Collins agrees. "We have isolated death and its aftermath so effectively, there is no immediacy anymore," he says. "A century ago, when there was a death in the family, even an accident, it was the family that prepared the body and built the coffin and dug the grave. There was a lot of contact. Today, institutions step in. Whether it's the EMTs, the hospital or the mortuary, there's a separation between the family and the deceased. In short, we used to bury our own. Now institution takes over. With descansos, there seems to be a need to let the deceased know that we are sorry we weren't there and to do something about it."

Rather than surrendering death to an industry, the roadside memorials bring an intimacy to death. "The whole thing has become so commercial," van Lent says. "You go to a place and pick out a headstone and a casket, and the funeral takes over.

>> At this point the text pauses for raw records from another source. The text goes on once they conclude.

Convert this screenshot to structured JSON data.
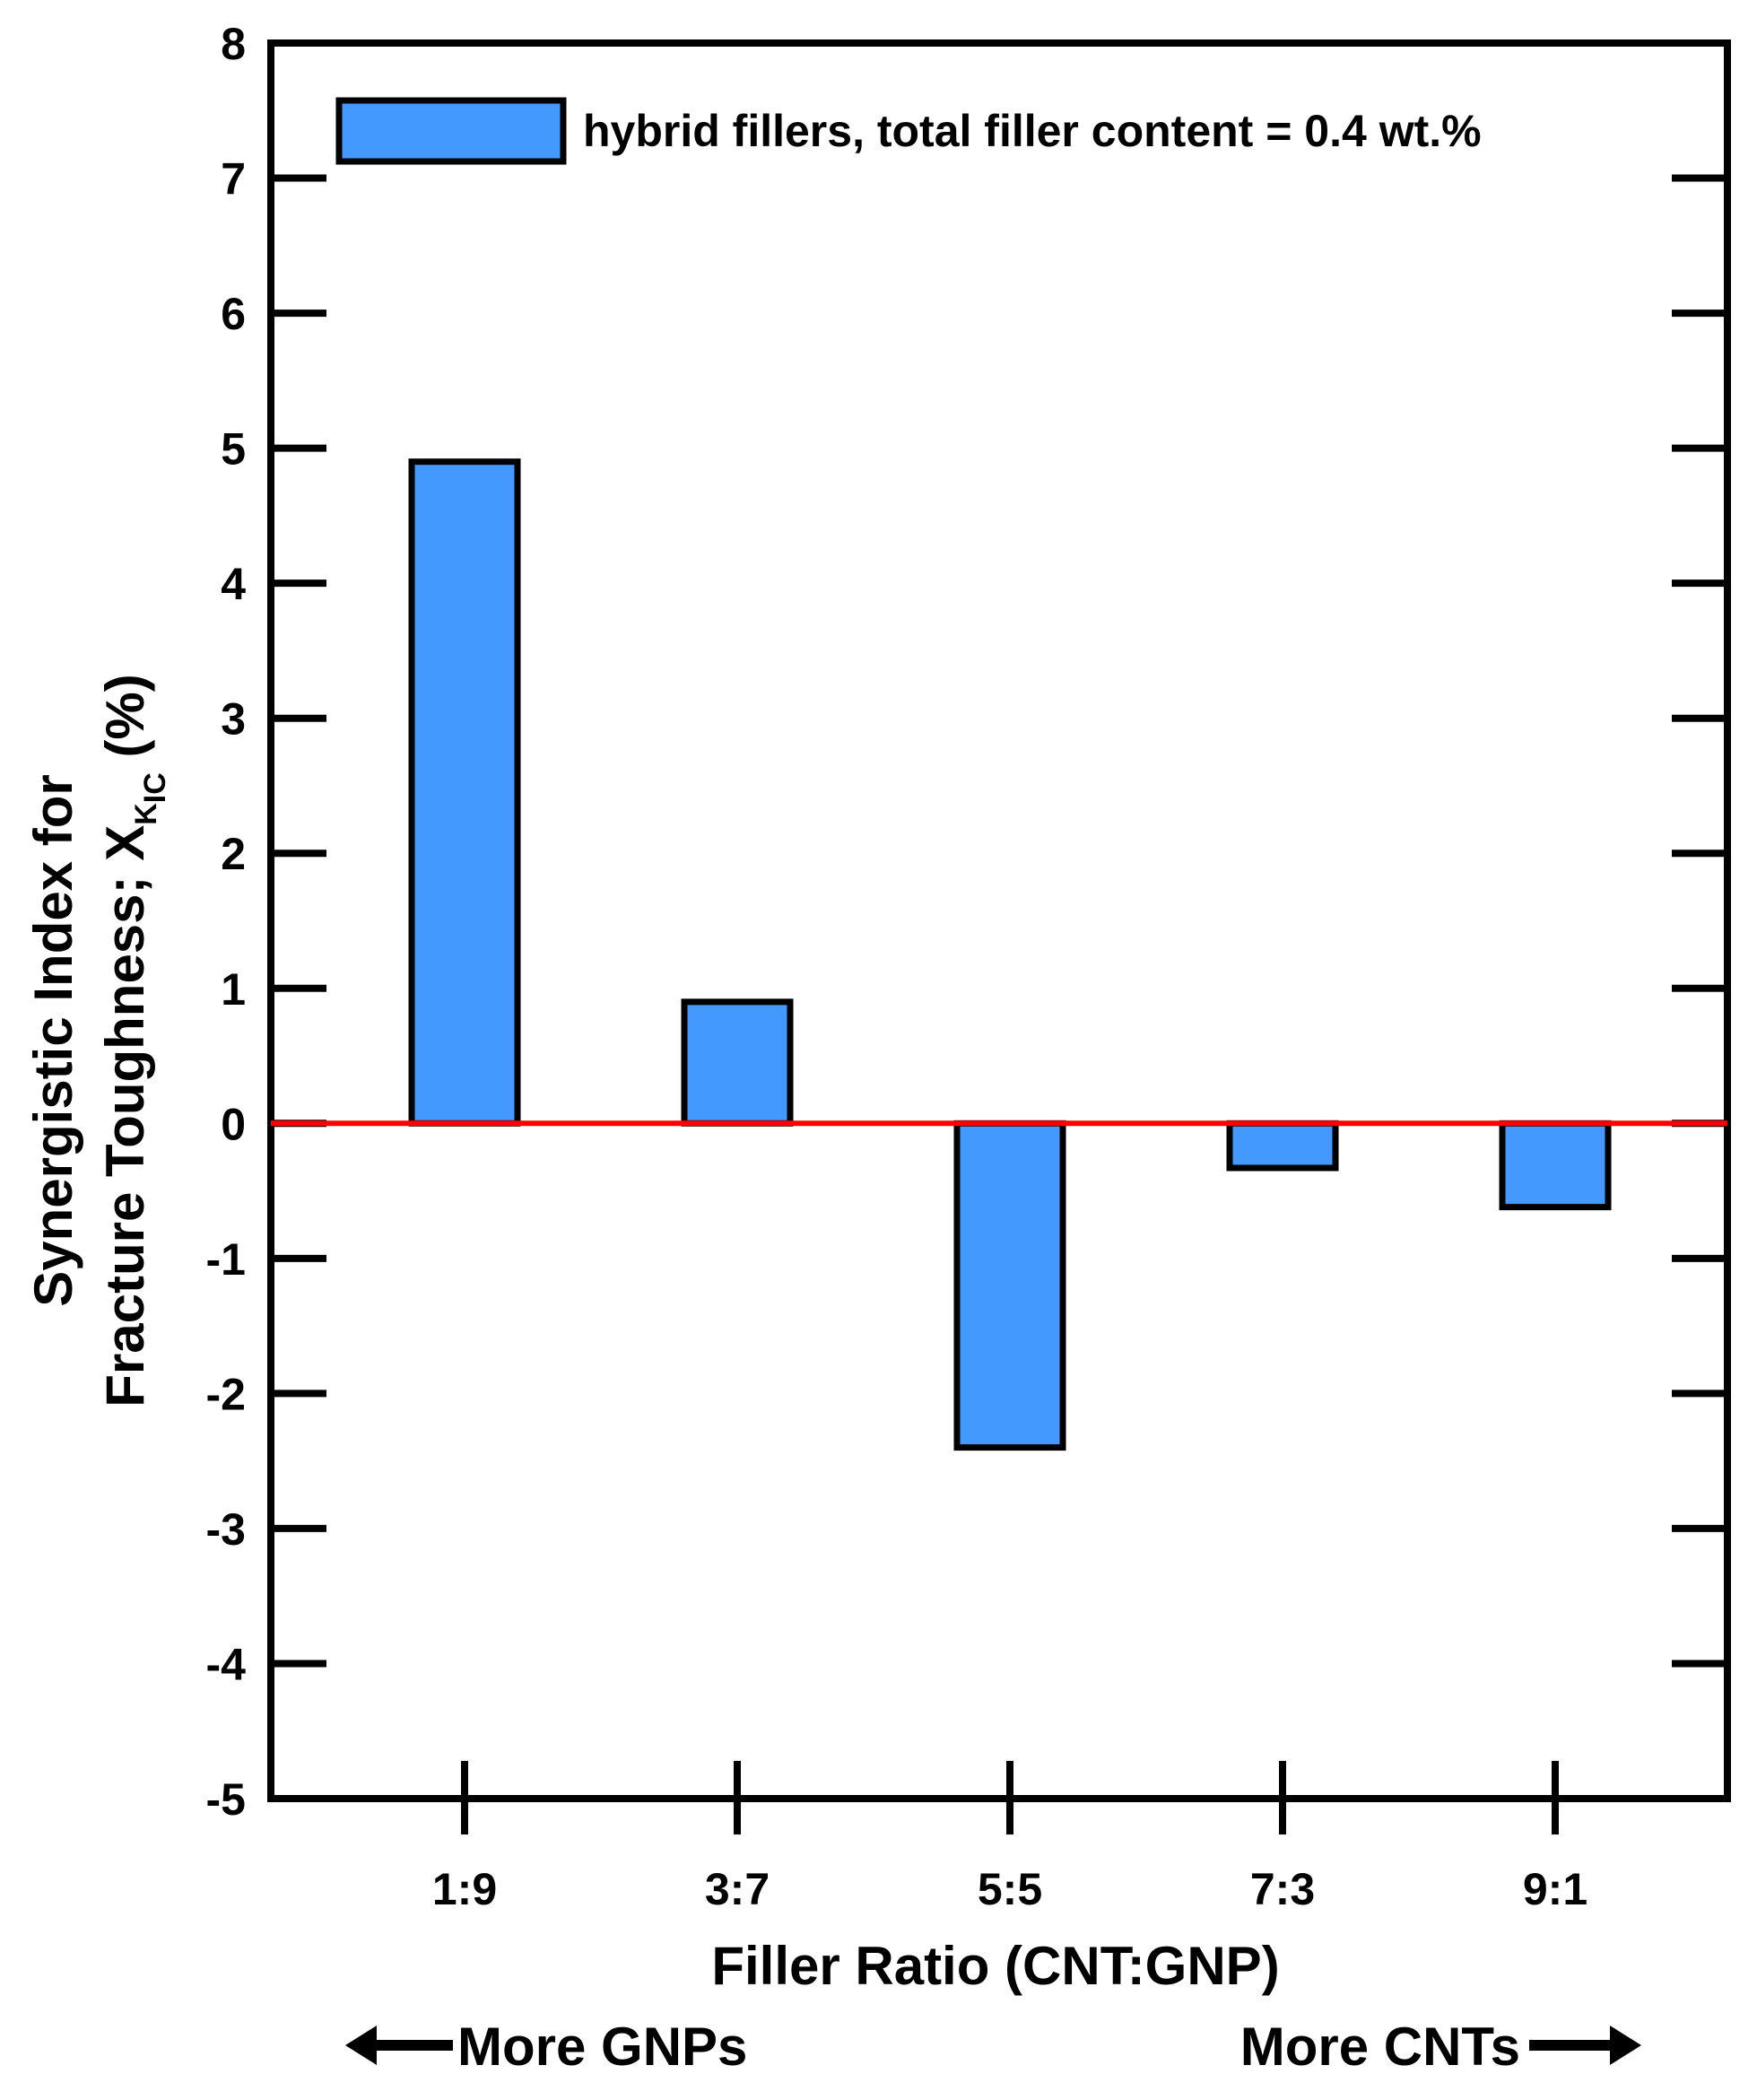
{
  "chart_data": {
    "type": "bar",
    "categories": [
      "1:9",
      "3:7",
      "5:5",
      "7:3",
      "9:1"
    ],
    "values": [
      4.9,
      0.9,
      -2.4,
      -0.33,
      -0.62
    ],
    "xlabel": "Filler Ratio (CNT:GNP)",
    "ylabel": {
      "line1": "Synergistic Index for",
      "line2_prefix": "Fracture Toughness;  X",
      "sub1": "K",
      "sub2": "IC",
      "suffix": "  (%)"
    },
    "ylim": [
      -5,
      8
    ],
    "yticks": [
      -5,
      -4,
      -3,
      -2,
      -1,
      0,
      1,
      2,
      3,
      4,
      5,
      6,
      7,
      8
    ],
    "legend": {
      "label": "hybrid fillers, total filler content = 0.4 wt.%",
      "position": "top-left"
    },
    "annotations": {
      "left": "More GNPs",
      "right": "More CNTs"
    },
    "reference_line": {
      "y": 0,
      "color": "#ff0000"
    },
    "colors": {
      "bar_fill": "#4499ff",
      "bar_stroke": "#000000"
    }
  }
}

This is an effort to assert the personal. The purpose of putting up a descanso is putting it up yourself, doing it yourself, using very personal things. If it was cowboy who was killed, you make it of horseshoes. You put things that were very dear to the person. It might be a reaction to the commercialization, and therefore the de-personalization, of grieving.

"It is purposely deliberate and not manufactured," he adds. "It has resisted the effort to be commercialized. It's turning grief into an artistic creation. Folk art is still alive."

Some survivors have no choice but to raise roadside memorials, according to Charles Zdravesky, a disc jockey who compiled a descansos documentary for KUNM radio in Albuquerque. "There's the girlfriend of one guy who was killed and his body was cremated, and the only place she has to grieve is the descanso on the side of the highway," he says. "For her, that was it."

McRee understands. "I was raised a Baptist, and a lot of it, we just didn't express grief in public," she says. "It was like, 'How dare you shed tears in public?' It was considered bad manners. When I saw these descansos, I thought, 'How wonderful to put grief out there. How wonderful to put grief out there for the world and not be afraid.' To me, they symbolize love."

It was foggy that morning, so when the truck driver pulled a K-turn on the county road, he didn't see Don's motorcycle. And when the driver backed up, he backed into Don.

When her daughter died a decade later, Jolene Korgan felt the same way she had when she learned about her husband's death in August 1987. She had the same urge to learn everything, to put together all the puzzle pieces, to walk the ground where it had happened, to sit beside the guardrail, unfold a pocket knife and scratch a loved one's name. "Don Lives."